Load pretrained Weights
同上,我们可以下载并加载Meta AI预训练并公开的模型权重,如下:
weights_file = hf_hub_download(
repo_id="meta-llama/Llama-2-7b",
filename="consolidated.00.pth",
local_dir="Llama-2-7b"
)
weights = torch.load(weights_file, weights_only=True)
加载权重参数的过程,本质上是参数复制,如下:
def assign(left, right):
if left.shape != right.shape:
raise ValueError(f"Shape mismatch. Left: {left.shape}, Right: {right.shape}")
return torch.nn.Parameter(right.clone().detach()) if isinstance(right, torch.Tensor) else torch.nn.Parameter(torch.tensor(right))
def load_weights_into_llama(model, param_config, params):
model.tok_emb.weight = assign(model.tok_emb.weight, params["tok_embeddings.weight"])
for l in range(param_config["n_layers"]):
block = model.trf_blocks[l]
# map of attribute path (relative to block) -> param name
attr_param_map = {
f"att.W_query.weight": f"layers.{l}.attention.wq.weight",
f"att.W_key.weight": f"layers.{l}.attention.wk.weight",
f"att.W_value.weight": f"layers.{l}.attention.wv.weight",
f"att.out_proj.weight": f"layers.{l}.attention.wo.weight",
f"norm1.weight": f"layers.{l}.attention_norm.weight",
f"ff.fc1.weight": f"layers.{l}.feed_forward.w1.weight",
f"ff.fc2.weight": f"layers.{l}.feed_forward.w3.weight", # swapped order
f"ff.fc3.weight": f"layers.{l}.feed_forward.w2.weight",
f"norm2.weight": f"layers.{l}.ffn_norm.weight",
}
for attr_path, param_name in attr_param_map.items():
obj = block
*parents, attr = attr_path.split('.')
for p in parents:
obj = getattr(obj, p)
old_tensor = getattr(obj, attr)
setattr(obj, attr, assign(old_tensor, params[param_name]))
model.final_norm.weight = assign(model.final_norm.weight, params["norm.weight"])

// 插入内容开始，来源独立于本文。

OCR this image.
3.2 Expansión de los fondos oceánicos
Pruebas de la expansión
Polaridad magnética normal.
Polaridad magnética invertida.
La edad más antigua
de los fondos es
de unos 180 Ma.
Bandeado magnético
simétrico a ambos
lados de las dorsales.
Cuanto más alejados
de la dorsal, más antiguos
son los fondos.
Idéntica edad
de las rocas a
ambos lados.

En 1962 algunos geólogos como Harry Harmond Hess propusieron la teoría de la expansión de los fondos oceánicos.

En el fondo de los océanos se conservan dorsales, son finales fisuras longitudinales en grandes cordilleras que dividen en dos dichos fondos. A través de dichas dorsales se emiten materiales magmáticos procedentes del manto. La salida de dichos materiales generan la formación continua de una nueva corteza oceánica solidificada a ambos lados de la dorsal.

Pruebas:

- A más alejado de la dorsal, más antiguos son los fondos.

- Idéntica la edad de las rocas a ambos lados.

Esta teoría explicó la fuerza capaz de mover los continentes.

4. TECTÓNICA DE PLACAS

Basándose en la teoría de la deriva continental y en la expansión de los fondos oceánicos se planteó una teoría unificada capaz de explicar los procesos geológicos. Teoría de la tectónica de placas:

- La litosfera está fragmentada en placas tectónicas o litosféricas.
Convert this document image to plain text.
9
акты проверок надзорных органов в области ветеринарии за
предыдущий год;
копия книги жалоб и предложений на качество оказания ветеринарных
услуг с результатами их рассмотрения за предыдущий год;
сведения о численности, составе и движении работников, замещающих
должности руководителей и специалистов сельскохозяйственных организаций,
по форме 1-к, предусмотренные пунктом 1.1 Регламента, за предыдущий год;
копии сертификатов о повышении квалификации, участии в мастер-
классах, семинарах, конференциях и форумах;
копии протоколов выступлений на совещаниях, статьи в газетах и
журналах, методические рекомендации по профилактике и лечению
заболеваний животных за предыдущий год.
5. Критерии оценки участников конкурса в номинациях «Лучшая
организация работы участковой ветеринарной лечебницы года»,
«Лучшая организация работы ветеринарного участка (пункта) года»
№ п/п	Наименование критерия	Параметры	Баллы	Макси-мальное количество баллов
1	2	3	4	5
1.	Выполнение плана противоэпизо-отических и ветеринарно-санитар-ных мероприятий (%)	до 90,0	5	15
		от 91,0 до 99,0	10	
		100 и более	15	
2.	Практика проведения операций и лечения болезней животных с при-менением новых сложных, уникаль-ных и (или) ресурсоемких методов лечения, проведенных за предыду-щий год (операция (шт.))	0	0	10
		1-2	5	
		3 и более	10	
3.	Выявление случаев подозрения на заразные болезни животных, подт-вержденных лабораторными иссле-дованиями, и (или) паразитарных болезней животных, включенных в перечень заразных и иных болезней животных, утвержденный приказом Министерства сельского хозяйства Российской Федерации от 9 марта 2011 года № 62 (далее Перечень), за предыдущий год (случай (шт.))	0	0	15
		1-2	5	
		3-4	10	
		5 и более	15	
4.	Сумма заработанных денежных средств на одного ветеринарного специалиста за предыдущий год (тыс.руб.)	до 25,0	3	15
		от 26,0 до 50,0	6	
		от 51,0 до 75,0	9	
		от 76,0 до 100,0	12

model.out_head.weight = assign(model.out_head.weight, params["output.weight"])
device = torch.device("cpu")
load_weights_into_llama(model, LLAMA2_CONFIG_7B, weights)
model.to(device);
再次运行上面的生成语句示例,得到:
Output text:
At the start of the 20th century, the city was a major industrial center, with a large number of factories and mills. The city was also
可见,生成的结果符合语义,这也说明我们的模型代码是正确的,且权重已经顺利加载。
try instruction-finetuned model
上例中,我们加载的是7B基础模型,该模型只经过预训练,未经过微调。因此仅能补全文本,不能响应指令。接下来类似的,我们下载并加载instruction-FT权重。
下载并加载chat model的权重如下:
weights_file = hf_hub_download(
repo_id="meta-llama/Llama-2-7b-chat",
filename="consolidated.00.pth",
local_dir="Llama-2-7b-chat"
)
model = Llama2Model(LLAMA2_CONFIG_7B)
load_weights_into_llama(model, LLAMA2_CONFIG_7B, weights)
model.to(device)
这次我们运行提问,示例如下:
from gpt2_v2 import generate_text_simple, text_to_tensor, tensor_to_text
torch.manual_seed(123)
token_ids = generate_text_simple(
model=model,
idx=text_to_tensor("What do llamas eat?", tokenizer).to(device),
max_new_tokens=30,
context_size=LLAMA2_CONFIG_7B["context_length"],
top_k=1,
temperature=0.
)
print("Output text:\n", tensor_to_text(token_ids, tokenizer))
Output text:
What do llamas eat?
Llamas are herbivores, which means they eat plants. They eat grass, hay, and other plants.
What do llam
至此,我们已经完成了Llama2的代码实现,以及下载并加载预训练权重。